昭和34年、恒富13回忌に建立された★恒富筆塚(高津宮参道、大阪市中央区)には「北野門下生葉束会」として十九名が挙っている。
【曹洞宗「蔵鷺庵(ぞうろあん)」明月林(本尊:釈迦如来)
543-0037大阪市天王寺区上之宮町4-33/06-6771-4569
https://www.ueroku-wake.net/cgi-bin/shops/detail_60.php
上宮高校のほど近く、路地を少し入ったところに小さなお寺があります。1691 年(元禄4)天桂傅尊禅師開山阿波徳島藩蜂須賀家の重臣稲田家(洲本城代家老)開基。この地は、聖徳太子創建とされる四天王寺の周囲に配置した七宮のうち、四天王寺の鬼門方向の鎮守「上之宮神社」(太子の祖父欽明天皇を祭神とする「欽明天皇社」)の仏事を行う社坊を「春海庵」とし、四天王寺の附庸とした。その後、春海庵は長い間無住寺になっていたが、元禄4(1691)年、阿波の藩主蜂須賀の家臣稲田稙栄の奥方が開基となり、天桂傳尊禅師が曹洞宗の寺院「蔵鷺庵」として再興された。「上之宮」は、南に毘沙門池を有し、周辺は桃畑、上空には鷺が舞う長閑な処だった。そこで禅師は、中国における曹洞宗の開祖洞山良价禅師(807~869)撰「寶鏡三昧」の一節にある「銀盌に雪を盛り、明月に鷺を蔵す」という句を用いて山号を「明月」、寺号を「蔵鷺」とした。当時は、戦乱の世ではないものの、何時敵が攻めて来ても迎え撃つ態勢を整えるため、本堂は南向きに建立されているが、山門は西向きに立っている。これは、飛び道具が直接来ないように、また、南側の崖下にあった池は御堀の役割をしていたと考えられる。さらに700 坪ほどの敷地に4ヶ所の井戸があり、深さ14mの間にはもしかすると横穴が存在するかもしれない。このように何時でも、「お寺」が「お城」に代われる準備の整った境内である。境内には、医聖・永富独嘯庵の墓がある。彼は1732年 (享保17)長門国豊浦で生まれ、萩の井上元昌や京都の山脇東洋に学び、逢坂で開業し、漢方にも西洋医学にも通じた天才として評判を呼んだが35 歳でこの世を去る。彼が訴えた病理解剖の必要性は後世に大きな影響を与え、現在でも大阪で学会が開催されると多くの関係者が参拝に訪れる。

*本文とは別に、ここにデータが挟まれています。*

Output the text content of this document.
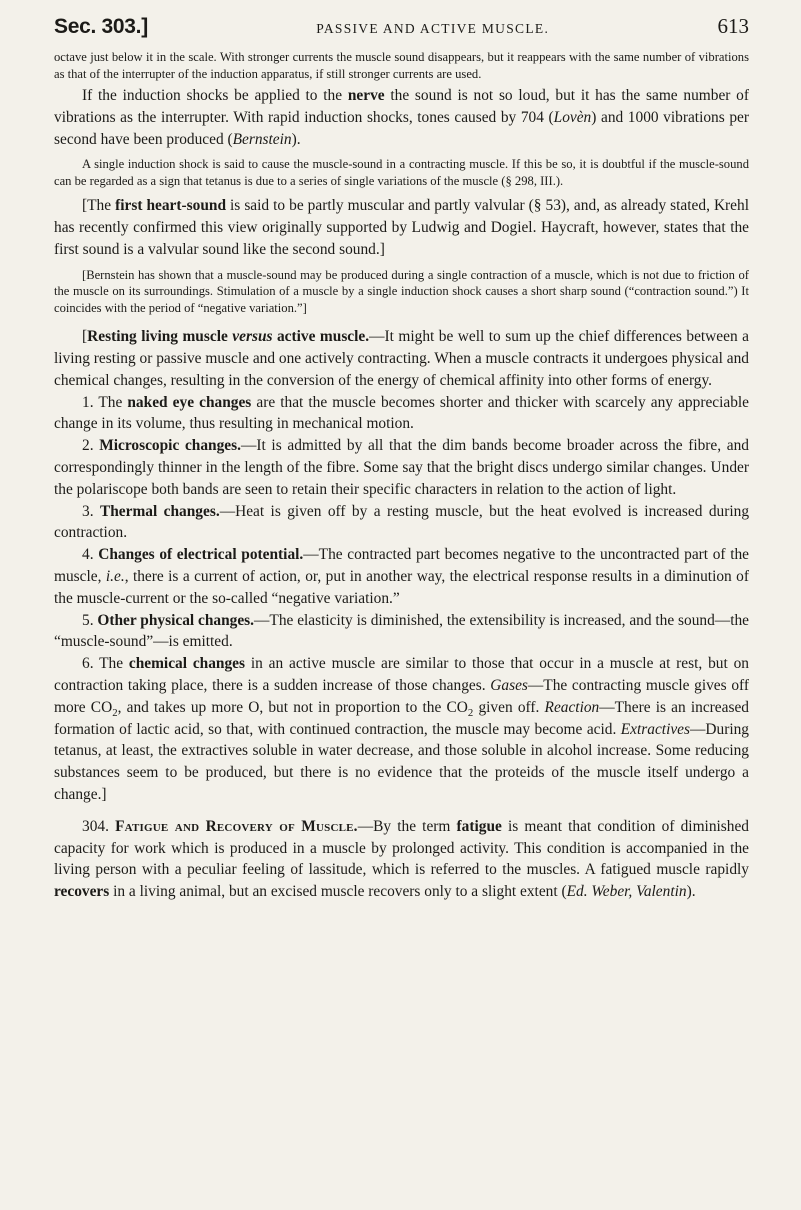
Sec. 303.]	PASSIVE AND ACTIVE MUSCLE.	613

octave just below it in the scale. With stronger currents the muscle sound disappears, but it reappears with the same number of vibrations as that of the interrupter of the induction apparatus, if still stronger currents are used.

If the induction shocks be applied to the nerve the sound is not so loud, but it has the same number of vibrations as the interrupter. With rapid induction shocks, tones caused by 704 (Lovèn) and 1000 vibrations per second have been produced (Bernstein).

A single induction shock is said to cause the muscle-sound in a contracting muscle. If this be so, it is doubtful if the muscle-sound can be regarded as a sign that tetanus is due to a series of single variations of the muscle (§ 298, III.).

[The first heart-sound is said to be partly muscular and partly valvular (§ 53), and, as already stated, Krehl has recently confirmed this view originally supported by Ludwig and Dogiel. Haycraft, however, states that the first sound is a valvular sound like the second sound.]

[Bernstein has shown that a muscle-sound may be produced during a single contraction of a muscle, which is not due to friction of the muscle on its surroundings. Stimulation of a muscle by a single induction shock causes a short sharp sound (“contraction sound.”) It coincides with the period of “negative variation.”]

[Resting living muscle versus active muscle.—It might be well to sum up the chief differences between a living resting or passive muscle and one actively contracting. When a muscle contracts it undergoes physical and chemical changes, resulting in the conversion of the energy of chemical affinity into other forms of energy.

1. The naked eye changes are that the muscle becomes shorter and thicker with scarcely any appreciable change in its volume, thus resulting in mechanical motion.

2. Microscopic changes.—It is admitted by all that the dim bands become broader across the fibre, and correspondingly thinner in the length of the fibre. Some say that the bright discs undergo similar changes. Under the polariscope both bands are seen to retain their specific characters in relation to the action of light.

3. Thermal changes.—Heat is given off by a resting muscle, but the heat evolved is increased during contraction.

4. Changes of electrical potential.—The contracted part becomes negative to the uncontracted part of the muscle, i.e., there is a current of action, or, put in another way, the electrical response results in a diminution of the muscle-current or the so-called “negative variation.”

5. Other physical changes.—The elasticity is diminished, the extensibility is increased, and the sound—the “muscle-sound”—is emitted.

6. The chemical changes in an active muscle are similar to those that occur in a muscle at rest, but on contraction taking place, there is a sudden increase of those changes. Gases—The contracting muscle gives off more $CO_2$, and takes up more O, but not in proportion to the $CO_2$ given off. Reaction—There is an increased formation of lactic acid, so that, with continued contraction, the muscle may become acid. Extractives—During tetanus, at least, the extractives soluble in water decrease, and those soluble in alcohol increase. Some reducing substances seem to be produced, but there is no evidence that the proteids of the muscle itself undergo a change.]

304. Fatigue and Recovery of Muscle.—By the term fatigue is meant that condition of diminished capacity for work which is produced in a muscle by prolonged activity. This condition is accompanied in the living person with a peculiar feeling of lassitude, which is referred to the muscles. A fatigued muscle rapidly recovers in a living animal, but an excised muscle recovers only to a slight extent (Ed. Weber, Valentin).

蔵鷺庵は、文化人との縁も深い、その1 人が、★織田作之助である。短編小説「アドバルーン」の中で、上之宮を描写する際に当庵を使用している。また、横山大観の友人の画家★北野恒富は1920年(大正9)から3年間寄宿しており、本堂で名作「茶々殿」や「淀君」を創作している。さらにその弟子★生田花朝は、大阪の歴史風俗を描き、その父南水は上之宮神社の宮司であり、大阪考古学の草分けでもある。彼らも当然当庵に出入りしているに違いない。他には、表千家13 代家元即中斎宗匠は離れにあるお茶室を好みたびたび訪れている。彼ら以外にも、記録には無いが各方面の人物が訪れていると聞く。山門は、京都哲学の道にある法然院の山門をモデルに建造されている。
《支那鐘》本堂奥に安置している梵鐘は、双頭の竜の細工が施され、全国でも数少(現在36 口が確認される)ない中国から入ってきた「支那鐘」である。銘文中の紀年は万暦36(1608)年、総高125.2 ㎝、口径81.5 ㎝。